His maternal grandparents were William T. Duncan and Rebecca (née Lincoln) Duncan. His paternal grandparents were George Thompson Elliot Sr. and Rebecca Giraud (née Foster) Elliot. His uncle was zoologist Daniel Giraud Elliot. Through his Elliot grandfather, he was descended from Richard Treat, an early colonist from Wethersfield, Connecticut, and through his Foster grandmother, he was descended from the Girauds who emigrated from France with the Huguenots.

==Career==
After graduating from Columbia University in 1884, Elliot began his career with a banking house in New York. During the Spanish American War, he served as a cavalry officer. He later volunteered for service with the 26th Volunteer Infantry as Adjutant in the Philippines in 1899 during the Philippine–American War, with the assistance of then governor Theodore Roosevelt and U.S. Representative William Astor Chanler.

In 1917, he was assigned commandant of cadets at St. John's College in Annapolis by the War Department and, the following year, was promoted to colonel.

===Society life===
In 1892, Elliot and his wife Sallie were included in Ward McAllister's "Four Hundred", purported to be an index of New York's best families, published in The New York Times. Conveniently, 400 was the number of people that could fit into Mrs. Astor's ballroom.
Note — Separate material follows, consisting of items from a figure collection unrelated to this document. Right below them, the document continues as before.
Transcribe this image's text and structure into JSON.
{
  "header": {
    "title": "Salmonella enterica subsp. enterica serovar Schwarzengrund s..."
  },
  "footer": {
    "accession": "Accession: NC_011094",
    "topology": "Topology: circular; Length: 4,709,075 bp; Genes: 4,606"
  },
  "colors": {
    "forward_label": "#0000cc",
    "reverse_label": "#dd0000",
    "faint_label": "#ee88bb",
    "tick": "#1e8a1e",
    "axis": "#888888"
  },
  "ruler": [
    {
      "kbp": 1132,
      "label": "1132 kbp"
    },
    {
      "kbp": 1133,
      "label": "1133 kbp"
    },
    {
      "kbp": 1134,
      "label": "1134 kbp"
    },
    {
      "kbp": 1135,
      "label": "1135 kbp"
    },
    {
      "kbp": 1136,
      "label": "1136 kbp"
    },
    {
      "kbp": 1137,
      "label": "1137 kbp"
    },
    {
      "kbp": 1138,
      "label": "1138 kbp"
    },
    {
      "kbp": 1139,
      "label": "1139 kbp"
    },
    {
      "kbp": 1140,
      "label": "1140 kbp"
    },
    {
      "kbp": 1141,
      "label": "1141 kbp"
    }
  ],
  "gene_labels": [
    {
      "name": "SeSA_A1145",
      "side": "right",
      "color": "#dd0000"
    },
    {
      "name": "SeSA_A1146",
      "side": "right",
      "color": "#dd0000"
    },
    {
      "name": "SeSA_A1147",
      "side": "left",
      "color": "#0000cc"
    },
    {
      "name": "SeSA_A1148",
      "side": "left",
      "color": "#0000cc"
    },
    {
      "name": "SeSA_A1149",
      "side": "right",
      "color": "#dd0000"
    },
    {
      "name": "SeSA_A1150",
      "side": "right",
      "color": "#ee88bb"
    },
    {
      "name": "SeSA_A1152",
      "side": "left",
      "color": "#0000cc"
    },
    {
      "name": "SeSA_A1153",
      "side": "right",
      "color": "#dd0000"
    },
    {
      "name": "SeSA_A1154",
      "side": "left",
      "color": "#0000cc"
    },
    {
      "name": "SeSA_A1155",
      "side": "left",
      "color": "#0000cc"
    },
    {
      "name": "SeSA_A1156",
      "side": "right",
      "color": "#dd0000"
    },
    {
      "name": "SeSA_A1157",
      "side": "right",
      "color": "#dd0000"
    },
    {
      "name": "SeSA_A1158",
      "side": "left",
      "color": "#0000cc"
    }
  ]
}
During their marriage, his wife occupied Dellmain Cottage on Narragansett Avenue in Newport, Rhode Island, before purchasing the William Starr-Miller place on Bellevue Avenue. The Miller home, a French Norman-style "cottage", was commissioned by William Starr Miller II and designed by Miller's brother-in-law, Whitney Warren (a partner in Warren and Wetmore) and named High Tide, with interiors by noted designer Ogden Codman.

==Personal life==
On September 15, 1891, Elliot was married to heiress Sallie Jeannette Hargous at All Saints' Memorial Church in Newport. Sallie, who was described as "the handsomest, richest, brightest, gayest, most admired young women in the upper-most circles of society", was the sister of Robert L. Hargous (who lived in Venice, Italy), Nina Hargous Appleton, and Anita Hargous de Forest, was considered "one of the most popular members of the younger set," and had inherited a fortune when she became of age. Sallie and Duncan, "the tall blonde athlete" were introduced by her brother at an "Apple Blossom Ball" in 1890. Together, they were the parents of three children, all boys:

- Duncan Elliot Jr. (b. 1893), who became a naturalized British subject and married the English born Miriam Stammers.
- Robert Hargous Elliot (b. 1896), who also became a naturalized British subject and married Iris Medora Stammers, the sister of his brother's wife, in 1917.
- Giraud Elliot, who left Harrow to enlist and fight in World War I. He received the Military Cross for gallantry under fire in 1917. He later married the American, Elizabeth Sands.

In 1901, after several years of rumors, and much speculation in the media regarding his drunkenness and philandering, his wife filed for divorce. After their divorce, his former wife remarried to Woodbury Kane in 1905, a few months before his death. After his death, Elliot reportedly tried to get Sallie to remarry him, but she refused and instead, married Douglas Howard Gill of the British Army.

In poor health, Elliot committed suicide in Annapolis, Maryland, on November 2, 1919. After a service at St. Anne's Protestant Episcopal Church in Annapolis, he was buried in at Woodlawn Cemetery in the Bronx.